The good news is, we're talking about sex a lot more openly than we used to. The bad news is, sex is still portrayed in a pretty unrealistic light, especially if you believe everything you see about screaming female orgasms on movies and TV. That's not to say that your orgasms can't be hot and heavy with a partner, but most of the time, you're not going to get off the moment a P enters your V.
Penetration does not always an orgasm make. And because this common myth has been perpetuated about penetrative sex (that intercourse equals skyrockets in flight), many ladies have thrown in the towel. Other women have been told by their solemn sisters in the girls' locker room not to expect an orgasm — ever — during sex. It's not happening. Pretend to like penetration and hope it doesn't suck, they said.

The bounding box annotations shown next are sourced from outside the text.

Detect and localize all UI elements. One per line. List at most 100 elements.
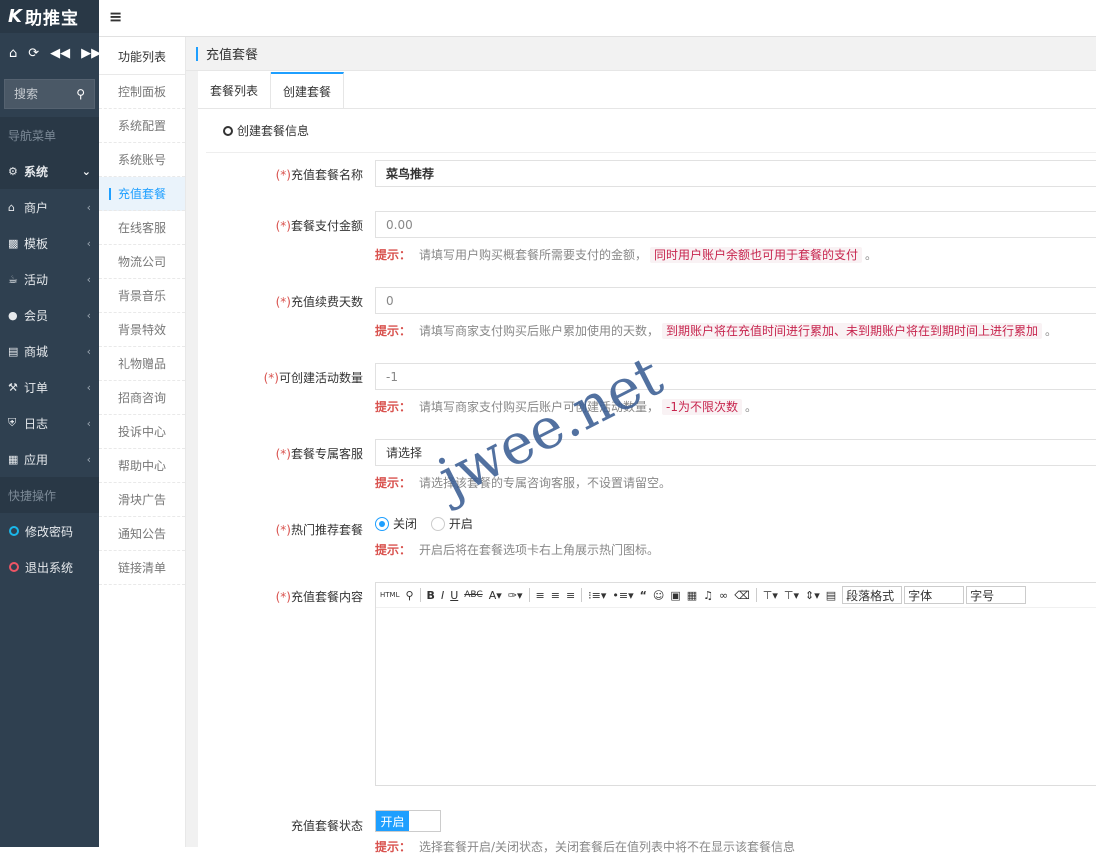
package-name-field[interactable] <box>386 166 1096 181</box>
preview-icon[interactable]: ⚲ <box>405 589 413 602</box>
link-icon[interactable]: ∞ <box>719 589 728 602</box>
emoji-icon[interactable]: ☺ <box>653 589 664 602</box>
price-input[interactable] <box>375 211 1096 238</box>
field-label: (*)充值套餐名称 <box>276 166 363 183</box>
quote-icon[interactable]: “ <box>640 589 647 602</box>
tab-package-list[interactable]: 套餐列表 <box>198 72 272 108</box>
subnav-item[interactable]: 系统账号 <box>99 143 185 177</box>
service-select[interactable]: 请选择 <box>375 439 1096 466</box>
activity-count-field[interactable] <box>386 369 1096 384</box>
label-text: 套餐专属客服 <box>290 447 363 461</box>
price-hint: 提示： 请填写用户购买概套餐所需要支付的金额， 同时用户账户余额也可用于套餐的支付。 <box>375 246 877 263</box>
subnav-item[interactable]: 通知公告 <box>99 517 185 551</box>
sidebar-item-member[interactable]: ● 会员 ‹ <box>0 297 99 333</box>
days-field[interactable] <box>386 293 1096 308</box>
chevron-down-icon: ⌄ <box>81 164 91 178</box>
change-password-link[interactable]: 修改密码 <box>0 513 99 549</box>
field-label: (*)可创建活动数量 <box>264 369 363 386</box>
radio-on[interactable]: 开启 <box>430 515 473 532</box>
breadcrumb-title: 充值套餐 <box>206 48 259 63</box>
video-icon[interactable]: ▦ <box>687 589 697 602</box>
logo[interactable]: K 助推宝 <box>0 0 99 33</box>
required-mark: (*) <box>275 447 291 461</box>
underline-icon[interactable]: U <box>450 589 458 602</box>
activity-count-input[interactable] <box>375 363 1096 390</box>
package-name-input[interactable] <box>375 160 1096 187</box>
search-input[interactable] <box>14 87 69 101</box>
label-text: 充值套餐名称 <box>290 168 363 182</box>
font-color-icon[interactable]: A▾ <box>489 589 502 602</box>
radio-label: 关闭 <box>393 517 418 531</box>
hint-key: 提示： <box>375 543 412 557</box>
subnav-item[interactable]: 在线客服 <box>99 211 185 245</box>
breadcrumb: 充值套餐 <box>186 37 1096 71</box>
italic-icon[interactable]: I <box>441 589 444 602</box>
hint-text: 请填写商家支付购买后账户可创建活动数量， <box>419 400 660 414</box>
align-left-icon[interactable]: ≡ <box>536 589 545 602</box>
ordered-list-icon[interactable]: ⁝≡▾ <box>588 589 606 602</box>
subnav-item[interactable]: 物流公司 <box>99 245 185 279</box>
subnav-item[interactable]: 礼物赠品 <box>99 347 185 381</box>
hint-key: 提示： <box>375 400 412 414</box>
tab-create-package[interactable]: 创建套餐 <box>271 72 345 108</box>
required-mark: (*) <box>275 295 291 309</box>
align-right-icon[interactable]: ≡ <box>566 589 575 602</box>
subnav-item[interactable]: 系统配置 <box>99 109 185 143</box>
sidebar-item-app[interactable]: ▦ 应用 ‹ <box>0 441 99 477</box>
search-icon[interactable]: ⚲ <box>76 87 85 101</box>
trophy-icon: ☕ <box>8 272 18 286</box>
sidebar-item-log[interactable]: ⛨ 日志 ‹ <box>0 405 99 441</box>
subnav-item-active[interactable]: 充值套餐 <box>99 177 185 211</box>
circle-icon <box>223 125 233 136</box>
html-icon[interactable]: HTML <box>380 591 399 599</box>
sidebar-item-activity[interactable]: ☕ 活动 ‹ <box>0 261 99 297</box>
music-icon[interactable]: ♫ <box>703 589 713 602</box>
sidebar-item-template[interactable]: ▩ 模板 ‹ <box>0 225 99 261</box>
chevron-left-icon: ‹ <box>86 236 91 250</box>
subnav-item[interactable]: 滑块广告 <box>99 483 185 517</box>
refresh-icon[interactable]: ⟳ <box>28 46 39 61</box>
subnav-item[interactable]: 控制面板 <box>99 75 185 109</box>
subnav-item[interactable]: 背景音乐 <box>99 279 185 313</box>
unordered-list-icon[interactable]: •≡▾ <box>612 589 633 602</box>
subnav-item[interactable]: 招商咨询 <box>99 381 185 415</box>
cubes-icon: ▦ <box>8 452 19 466</box>
format-icon[interactable]: ▤ <box>826 589 836 602</box>
status-toggle[interactable]: 开启 <box>375 810 441 832</box>
form-legend: 创建套餐信息 <box>206 109 1096 153</box>
bold-icon[interactable]: B <box>427 589 435 602</box>
subnav-item[interactable]: 链接清单 <box>99 551 185 585</box>
indent-icon[interactable]: ⊤▾ <box>763 589 778 602</box>
menu-toggle-icon[interactable]: ≡ <box>109 7 122 26</box>
sidebar-item-system[interactable]: ⚙ 系统 ⌄ <box>0 153 99 189</box>
eraser-icon[interactable]: ⌫ <box>734 589 750 602</box>
sidebar-item-order[interactable]: ⚒ 订单 ‹ <box>0 369 99 405</box>
spacing-icon[interactable]: ⊤▾ <box>784 589 799 602</box>
chevron-left-icon: ‹ <box>86 452 91 466</box>
backward-icon[interactable]: ◀◀ <box>50 46 70 61</box>
align-center-icon[interactable]: ≡ <box>551 589 560 602</box>
subnav-item[interactable]: 背景特效 <box>99 313 185 347</box>
rich-text-editor[interactable]: HTML ⚲ B I U ABC A▾ ✑▾ ≡ ≡ ≡ ⁝≡▾ •≡▾ “ ☺… <box>375 582 1096 786</box>
radio-off[interactable]: 关闭 <box>375 515 417 532</box>
home-icon[interactable]: ⌂ <box>9 46 17 61</box>
logout-link[interactable]: 退出系统 <box>0 549 99 585</box>
line-height-icon[interactable]: ⇕▾ <box>805 589 820 602</box>
strikethrough-icon[interactable]: ABC <box>464 590 482 600</box>
hint-text: 请选择该套餐的专属咨询客服，不设置请留空。 <box>419 476 672 490</box>
days-input[interactable] <box>375 287 1096 314</box>
image-icon[interactable]: ▣ <box>670 589 680 602</box>
subnav-item[interactable]: 帮助中心 <box>99 449 185 483</box>
sidebar-item-label: 日志 <box>24 416 49 431</box>
highlight-icon[interactable]: ✑▾ <box>508 589 523 602</box>
sidebar-item-merchant[interactable]: ⌂ 商户 ‹ <box>0 189 99 225</box>
subnav-item[interactable]: 投诉中心 <box>99 415 185 449</box>
sidebar-item-label: 会员 <box>24 308 49 323</box>
chevron-left-icon: ‹ <box>86 272 91 286</box>
paragraph-format-select[interactable]: 段落格式 <box>842 586 903 604</box>
sidebar-item-mall[interactable]: ▤ 商城 ‹ <box>0 333 99 369</box>
font-size-select[interactable]: 字号 <box>966 586 1027 604</box>
font-select[interactable]: 字体 <box>904 586 965 604</box>
price-field[interactable] <box>386 217 1096 232</box>
legend-text: 创建套餐信息 <box>237 124 310 138</box>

As of 2009, we knew that up to 75 percent of women couldn't get off through good, old-fashioned thrusting. Cosmo’s more recent 2015 sex survey showed that as little as 15 percent of women could orgasm through vaginal intercourse alone, without clitoral stimulation. Sex Therapist Vanessa Marin, who is actually launching an online training program to teach women how to orgasm (bless her heart), says these statistics shouldn't make women feel helpless. "The most valuable thing you can do is find ways to bring more clitoral stimulation into your sex life," Marin says. There is a universe of sexual possibilities that some women never explore. Here are eight of the best ways to get started so you can get off without sex.
Instead of treating your partner like a machine whose job it is to give you an orgasm, heed the advice of Dr. Carlen Costa, a sexologist and relationship expert from Canada, and change your attitude first. "You are supposed to own your orgasm," Dr. Carlen says.
And the number one way she suggests increasing your sexual confidence and taking control over your orgasms is by partaking in a naughty bit of "adult show and tell" and masturbating in front of one another. Whether you choose to discuss in advance the fact that you're about to give your partner the thrill of his life or surprise him by letting him come home and "catch" you rubbing yourself on the couch, is entirely up to you. And though you may be tempted to let him jump in and finish the job, Dr. Carlen suggests restraining your passions and enforcing a "no touching" rule for as long as possible — which will only make things hotter.
Sex toys have come a long way since your mother's dildo (sorry, not a sexy image). Marin suggests trying a couples' toy like the We-Vibe or, if you prefer going at it alone, the Eva by DAME products, which is an actual hands-free vibrator that stimulates the clitoris with zero effort — yay for that!
Kait Scalisi, a sexual and reproductive health educator, writer and consultant, is also a huge fan of toys like the We-Vibe Touch, as well as G-Spot toy Je Joue Uma and arousal oils like ON Arousal Oil, which she says brings blood flow to the vaginal area and makes it easier to become aroused and achieve orgasm. "I highly recommend all women have a high-quality lubricant," Scalisi said. "Water-based lubes like Sliquid Organics are great for toys while silicone-based lubes like the one by Pjur are better for intercourse, oral sex and fingering. The amount of natural lubricant a woman produces is not indicative of her level of arousal as everything from stress to dehydration to medications can affect the body's ability to get wet."
Ugh, how many times have we been told the number one way for women to achieve orgasm is by getting oral sex? It's as if some sexperts have never been inside of the mind of a woman who has insecurities. Look, we're not saying to stop your partner when they wants to go down on you because cunnilingus can be one of the most pleasurable experiences on the planet. But so much attention has been put on oral sex that Dr. Carlen says it's easy to forget that women don't always come this way. "More women are more self-conscious when they have someone in between their legs," Dr. Carlen says. "They worry about what they taste or smell like. Instead, direct stimulation is the number one way women orgasm."
Chances are, you are well versed on all things clitoris and know both light touching and applying more pressure to this sensitive spot can result in orgasm. But Dr. Carlen reminds us to encourage our partners to explore the entire vagina — including the labia and vulva, which has the second-most nerve endings after the clitoris and the U-spot, the area on and around the urethra.
The brain is our largest sex organ and we're doing ourselves a huge disservice if we ignore this fact. It's completely possible to orgasm or get so worked up you could come in seconds without any physical contact at all by taking the time to engage in a little filthy talk before or even instead of sex.
If you've never tried this before with your partner, Dr. Carlen says to take your time and take it slow. "You don't have to jump in with the dirtiest thing because it can come across as awkward or unauthentic," she says. Instead of whispering in his ear that you want to have an orgy with him and 15 members of a football team, Dr. Carlen says tried-and-true dirty talk includes saying things like "I love it when you do (fill in the blank)," and the universally hot, "Oh baby I'm coming."
And if you're feeling shy about it, the expert says a great way to build your sexual confidence and test the waters is by sexting your partner. Setting up a scenario via text like, "When you get home tonight (fill in the blank)" is a surefire way to fan the flames.